Free-standing freezing relief against Cayman defendants
It is also worth noting that the claim for freezing injunction against the Second and Third Defendants succeeded. Cresswell J relied upon a BVI decision of Bannister J in Black Swan Investment I.S.A v Harvest View Limited and Sablewood Real Estate 7 (as subsequently explained by the same judge in Yukos CIS Investment Ltd and Wincanton Holdings BV v Yukos Hydrocarbons Investments Limited 8 et al). Bannister J had said in Yukos that:
“Black Swan rests upon the willingness of the Court, in a case where the Defendant of foreign proceedings has assets within its jurisdiction, to act in aid of a claimant’s prospective entitlement to a money judgement if successful in the foreign proceedings. It depends upon the assumption that the foreign money judgment will be enforceable, by registration of otherwise, in the court within whose jurisdiction the assets are situated.”
Accordingly, Cresswell J said that he was persuaded although “not without considerable hesitation” that he should grant freezing injunctions against the Second and Third Defendants on this footing (albeit for a limited time and to allow the point to be fully agreed on an inter-partes basis). This was on the basis of the principle in TSB Private Bank International v Chabra9 that where a party holds assets that may ultimately be available for enforcement to satisfy a judgment against another party, a freezing injunction can be obtained even though there is no cause of action against the party holding the assets.
Paradoxically, the Second and Third Defendants were not parties to the English litigation. Hence the Cayman Court had declined to grant a freezing injunction against a defendant who faced a substantive claim because he could not be served with proceedings outside of the jurisdiction but permitted freezing relief against two Defendants who are not party to the substantive proceedings on the footing that they did not need to be.
The position therefore appears to be that freezing injunctions are available in the Cayman Islands against a defendant within the jurisdiction, or against whom a substantive claim has been served outside the jurisdiction, but not otherwise.

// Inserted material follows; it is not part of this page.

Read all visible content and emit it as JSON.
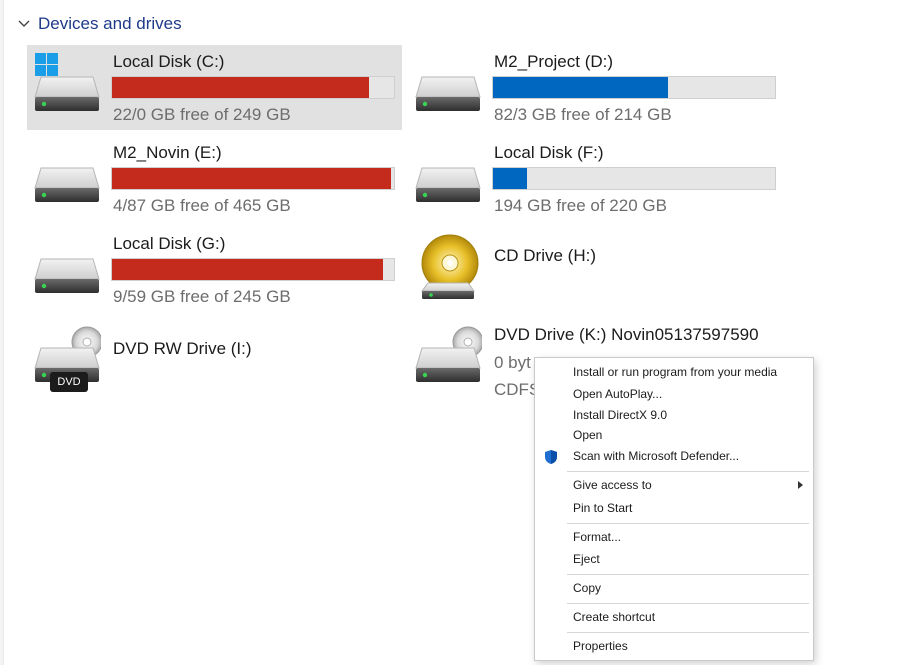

The judge concluded his judgment by strongly suggesting that the Rules Committee of the Cayman Court should consider whether rules enabling service of a freezing injunction outside the jurisdiction should be introduced as there were good public policy reasons why free-standing freezing of this nature should be available to Claimants. Further developments in this area are therefore possible which would be a welcome move for claimants in fraud actions.